Get (or rent in a data center) a rack, put your OWN boxes in it, including a hardware firewall, and MANAGE your business services.
And what? Heh. You will still pay for incoming traffic, want you this traffic or not, anyway :)

With Linode you can in few minutes run new node with new IP and change DNS, or deploy the balancer node. With your own "real" server in datacenter you will spend hours to make same things.

Enforcing authentication doesn't stop the traffic from coming to you…

Let's say this, someone spoofs an ip of a client who needs to use your service, and let's say its 2mbps, which adds up fast… What do you do?

1. Allow the ip so your client can use your service while you eat the additional bandwidth.

2. Deny the client and spin up a new server linode and dedicate a node for them, which is not very scalabale.

3. Bring the server in house and defend with a router doing antispoofing?

@Alohatone:

3. Bring the server in house and defend with a router doing antispoofing?
Yes, "server in the house" is a most solid solution. And stable. And… ok, it was sarcasm.
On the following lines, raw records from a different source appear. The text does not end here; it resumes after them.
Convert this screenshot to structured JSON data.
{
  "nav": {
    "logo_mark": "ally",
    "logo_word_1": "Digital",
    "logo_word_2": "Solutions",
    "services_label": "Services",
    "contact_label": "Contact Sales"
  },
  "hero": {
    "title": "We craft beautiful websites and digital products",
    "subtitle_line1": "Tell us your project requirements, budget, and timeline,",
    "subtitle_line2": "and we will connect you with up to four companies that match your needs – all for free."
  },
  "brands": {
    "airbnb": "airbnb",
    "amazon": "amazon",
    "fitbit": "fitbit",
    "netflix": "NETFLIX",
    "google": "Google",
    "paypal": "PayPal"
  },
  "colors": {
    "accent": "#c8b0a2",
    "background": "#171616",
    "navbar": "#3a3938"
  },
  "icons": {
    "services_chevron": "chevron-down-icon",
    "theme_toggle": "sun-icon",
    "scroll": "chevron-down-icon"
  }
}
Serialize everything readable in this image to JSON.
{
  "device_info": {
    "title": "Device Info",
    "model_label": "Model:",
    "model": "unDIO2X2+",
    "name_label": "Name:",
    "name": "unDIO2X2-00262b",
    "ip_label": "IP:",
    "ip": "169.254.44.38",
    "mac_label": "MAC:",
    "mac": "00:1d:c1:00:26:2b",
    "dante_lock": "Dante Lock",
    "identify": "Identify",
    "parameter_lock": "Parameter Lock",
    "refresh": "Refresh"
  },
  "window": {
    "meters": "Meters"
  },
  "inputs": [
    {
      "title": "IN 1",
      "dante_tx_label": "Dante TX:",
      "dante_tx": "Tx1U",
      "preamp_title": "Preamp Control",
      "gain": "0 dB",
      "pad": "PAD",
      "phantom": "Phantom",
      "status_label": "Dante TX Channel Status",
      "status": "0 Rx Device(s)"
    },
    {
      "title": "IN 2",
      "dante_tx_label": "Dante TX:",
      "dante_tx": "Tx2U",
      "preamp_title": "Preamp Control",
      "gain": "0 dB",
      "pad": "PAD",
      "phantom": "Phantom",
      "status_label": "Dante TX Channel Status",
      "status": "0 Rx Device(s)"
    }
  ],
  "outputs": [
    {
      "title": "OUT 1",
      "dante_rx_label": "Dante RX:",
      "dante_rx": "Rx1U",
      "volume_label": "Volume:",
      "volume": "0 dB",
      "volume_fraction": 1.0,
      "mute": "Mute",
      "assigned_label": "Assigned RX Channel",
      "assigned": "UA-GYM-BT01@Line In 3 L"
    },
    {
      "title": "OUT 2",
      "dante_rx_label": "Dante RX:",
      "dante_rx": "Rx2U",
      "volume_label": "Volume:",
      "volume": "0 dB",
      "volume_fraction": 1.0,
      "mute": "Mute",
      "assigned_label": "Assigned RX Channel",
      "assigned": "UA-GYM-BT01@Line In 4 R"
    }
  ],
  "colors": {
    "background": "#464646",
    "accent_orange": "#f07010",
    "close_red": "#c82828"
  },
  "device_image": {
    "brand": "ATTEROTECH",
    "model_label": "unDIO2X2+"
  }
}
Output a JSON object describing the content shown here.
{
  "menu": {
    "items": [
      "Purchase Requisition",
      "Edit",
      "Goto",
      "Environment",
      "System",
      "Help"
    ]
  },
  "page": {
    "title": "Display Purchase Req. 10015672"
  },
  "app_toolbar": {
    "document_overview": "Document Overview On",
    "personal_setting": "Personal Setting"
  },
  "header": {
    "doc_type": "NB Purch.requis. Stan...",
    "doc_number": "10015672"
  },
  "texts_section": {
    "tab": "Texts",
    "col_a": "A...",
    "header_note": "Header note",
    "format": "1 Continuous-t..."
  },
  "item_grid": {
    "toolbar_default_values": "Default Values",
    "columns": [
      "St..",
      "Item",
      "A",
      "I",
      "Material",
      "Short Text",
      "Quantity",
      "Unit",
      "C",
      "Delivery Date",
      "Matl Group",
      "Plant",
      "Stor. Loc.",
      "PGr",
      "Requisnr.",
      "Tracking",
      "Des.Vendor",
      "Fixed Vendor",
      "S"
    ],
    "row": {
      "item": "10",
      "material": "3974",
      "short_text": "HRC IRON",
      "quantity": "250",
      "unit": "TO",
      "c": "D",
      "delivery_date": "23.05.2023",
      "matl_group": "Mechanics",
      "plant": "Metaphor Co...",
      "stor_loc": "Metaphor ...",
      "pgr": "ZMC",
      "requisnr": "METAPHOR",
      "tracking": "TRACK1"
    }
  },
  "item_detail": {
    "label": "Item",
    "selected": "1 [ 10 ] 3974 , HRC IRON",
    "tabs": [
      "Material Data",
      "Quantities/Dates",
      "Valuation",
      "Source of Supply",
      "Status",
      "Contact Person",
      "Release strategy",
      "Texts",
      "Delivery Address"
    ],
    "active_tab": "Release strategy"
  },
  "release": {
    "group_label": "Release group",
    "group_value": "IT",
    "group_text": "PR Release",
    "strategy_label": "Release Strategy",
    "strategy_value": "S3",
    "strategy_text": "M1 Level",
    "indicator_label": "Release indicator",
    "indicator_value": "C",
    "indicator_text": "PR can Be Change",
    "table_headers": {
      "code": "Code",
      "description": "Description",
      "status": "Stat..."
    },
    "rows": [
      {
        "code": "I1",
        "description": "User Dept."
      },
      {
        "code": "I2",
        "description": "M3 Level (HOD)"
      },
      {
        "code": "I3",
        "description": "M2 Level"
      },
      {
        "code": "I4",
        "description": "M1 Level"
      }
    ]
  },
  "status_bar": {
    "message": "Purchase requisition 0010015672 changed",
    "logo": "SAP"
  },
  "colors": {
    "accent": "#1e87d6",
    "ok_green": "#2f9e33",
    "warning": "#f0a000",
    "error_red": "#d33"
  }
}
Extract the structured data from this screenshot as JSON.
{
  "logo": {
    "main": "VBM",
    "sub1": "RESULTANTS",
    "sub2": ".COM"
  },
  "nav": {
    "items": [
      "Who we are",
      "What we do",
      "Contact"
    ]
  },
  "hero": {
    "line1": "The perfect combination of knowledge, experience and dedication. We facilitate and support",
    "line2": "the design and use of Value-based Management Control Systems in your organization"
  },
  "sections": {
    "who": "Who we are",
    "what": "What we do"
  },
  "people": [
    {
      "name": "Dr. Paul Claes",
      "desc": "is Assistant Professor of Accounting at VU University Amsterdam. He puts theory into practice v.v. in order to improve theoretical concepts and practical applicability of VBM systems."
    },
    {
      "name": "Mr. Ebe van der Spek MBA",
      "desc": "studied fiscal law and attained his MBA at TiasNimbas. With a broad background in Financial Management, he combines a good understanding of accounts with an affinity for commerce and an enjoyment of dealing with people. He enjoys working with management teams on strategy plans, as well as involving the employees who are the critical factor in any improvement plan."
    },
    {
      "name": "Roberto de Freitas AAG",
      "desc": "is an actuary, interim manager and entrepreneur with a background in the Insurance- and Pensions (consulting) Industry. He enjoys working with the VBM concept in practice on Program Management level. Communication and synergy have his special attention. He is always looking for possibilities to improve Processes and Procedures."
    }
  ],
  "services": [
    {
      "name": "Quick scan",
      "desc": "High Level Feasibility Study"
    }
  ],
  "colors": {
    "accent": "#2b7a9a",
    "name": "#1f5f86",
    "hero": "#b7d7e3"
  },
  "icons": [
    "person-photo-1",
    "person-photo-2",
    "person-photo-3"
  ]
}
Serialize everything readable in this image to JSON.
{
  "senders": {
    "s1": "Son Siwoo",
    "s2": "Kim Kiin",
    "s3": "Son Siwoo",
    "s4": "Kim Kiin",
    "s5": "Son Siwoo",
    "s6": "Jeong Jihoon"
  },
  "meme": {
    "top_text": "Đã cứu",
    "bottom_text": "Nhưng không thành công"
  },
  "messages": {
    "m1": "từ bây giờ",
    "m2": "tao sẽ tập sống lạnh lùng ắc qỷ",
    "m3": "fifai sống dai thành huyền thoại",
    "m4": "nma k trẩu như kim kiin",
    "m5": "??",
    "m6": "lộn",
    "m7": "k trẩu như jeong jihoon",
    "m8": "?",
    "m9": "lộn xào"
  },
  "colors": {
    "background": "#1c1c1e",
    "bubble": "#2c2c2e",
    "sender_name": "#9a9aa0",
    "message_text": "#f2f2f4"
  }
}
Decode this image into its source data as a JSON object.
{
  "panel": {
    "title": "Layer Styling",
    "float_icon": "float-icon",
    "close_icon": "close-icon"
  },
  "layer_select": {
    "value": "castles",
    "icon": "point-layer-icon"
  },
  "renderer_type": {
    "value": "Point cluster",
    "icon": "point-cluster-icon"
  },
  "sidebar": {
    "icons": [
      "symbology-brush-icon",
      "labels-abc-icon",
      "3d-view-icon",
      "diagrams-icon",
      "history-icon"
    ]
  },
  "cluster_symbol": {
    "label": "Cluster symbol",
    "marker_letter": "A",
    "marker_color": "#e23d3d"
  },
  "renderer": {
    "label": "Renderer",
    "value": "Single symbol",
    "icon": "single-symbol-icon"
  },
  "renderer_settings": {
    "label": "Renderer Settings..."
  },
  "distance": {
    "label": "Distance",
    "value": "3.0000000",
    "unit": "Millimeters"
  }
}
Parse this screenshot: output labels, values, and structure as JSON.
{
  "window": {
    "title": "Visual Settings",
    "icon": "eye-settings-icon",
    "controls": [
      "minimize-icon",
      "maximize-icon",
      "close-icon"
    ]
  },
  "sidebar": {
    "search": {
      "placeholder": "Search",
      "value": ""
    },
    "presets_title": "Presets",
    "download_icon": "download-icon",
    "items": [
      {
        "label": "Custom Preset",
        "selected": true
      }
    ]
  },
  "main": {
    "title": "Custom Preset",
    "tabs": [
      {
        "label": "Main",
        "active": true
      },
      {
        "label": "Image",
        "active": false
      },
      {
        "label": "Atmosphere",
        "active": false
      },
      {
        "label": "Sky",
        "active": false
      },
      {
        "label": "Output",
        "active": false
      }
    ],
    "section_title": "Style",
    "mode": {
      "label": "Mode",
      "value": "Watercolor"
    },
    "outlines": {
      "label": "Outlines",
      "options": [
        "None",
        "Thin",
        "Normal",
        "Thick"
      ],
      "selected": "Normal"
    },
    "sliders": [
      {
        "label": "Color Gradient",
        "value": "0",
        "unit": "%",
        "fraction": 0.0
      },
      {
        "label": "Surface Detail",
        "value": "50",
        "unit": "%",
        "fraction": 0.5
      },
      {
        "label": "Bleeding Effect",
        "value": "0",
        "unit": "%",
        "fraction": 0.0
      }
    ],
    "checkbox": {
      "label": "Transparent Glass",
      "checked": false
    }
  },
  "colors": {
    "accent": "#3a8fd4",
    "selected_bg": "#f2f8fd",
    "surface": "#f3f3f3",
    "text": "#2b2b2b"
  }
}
With TCP, "spoofing" in the traditional sense isn't possible: bidirectional communication is required to set up the stream. The biggest threat is an accumulation of half-open connections in the queue, which can be mitigated with SYN cookies. You don't need to block the SYN, you just need to forget you sent the SYN+ACK unless you get an ACK back.

This would, in effect, be a SYN-flooding DoS attack with single (forged) origin IP. IP spoofing is difficult to do, useless with TCP, and easy enough to thwart that an attacker would probably just use real IP addresses and bring connections up all the way (a real DDoS attack!) if they wanted to make an impact.

You mention you're an ISP… if you want to be quite sure you can trust the source IP address, you could tunnel traffic from your customer-facing network(s) to your servers and drop anything arriving via the Internet that ought to be coming via the tunnel. This would make your Linode a part of your internal network, in a way, and allow you to use similar ingress/egress policies. Bonus points for giving it a customer-facing IP within your AS…

… and no matter which way you cut the mustard, you're going to have to pay for some amount of undesired traffic. 2 Mb/sec is greater than average, of course, but it happens. Keep an eye on it and purchase extra early and often: at 2 Mb/sec, that's 642 GB/mo, or about $64/mo.

I wouldn't lose sleep over it, although I would wonder what the hell you and/or that customer did to piss someone off enough to execute something so difficult and contrived, just to burn through a couple bucks each day…

> Enforcing authentication doesn't stop the traffic from coming to you…

How much traffic are you really talking about?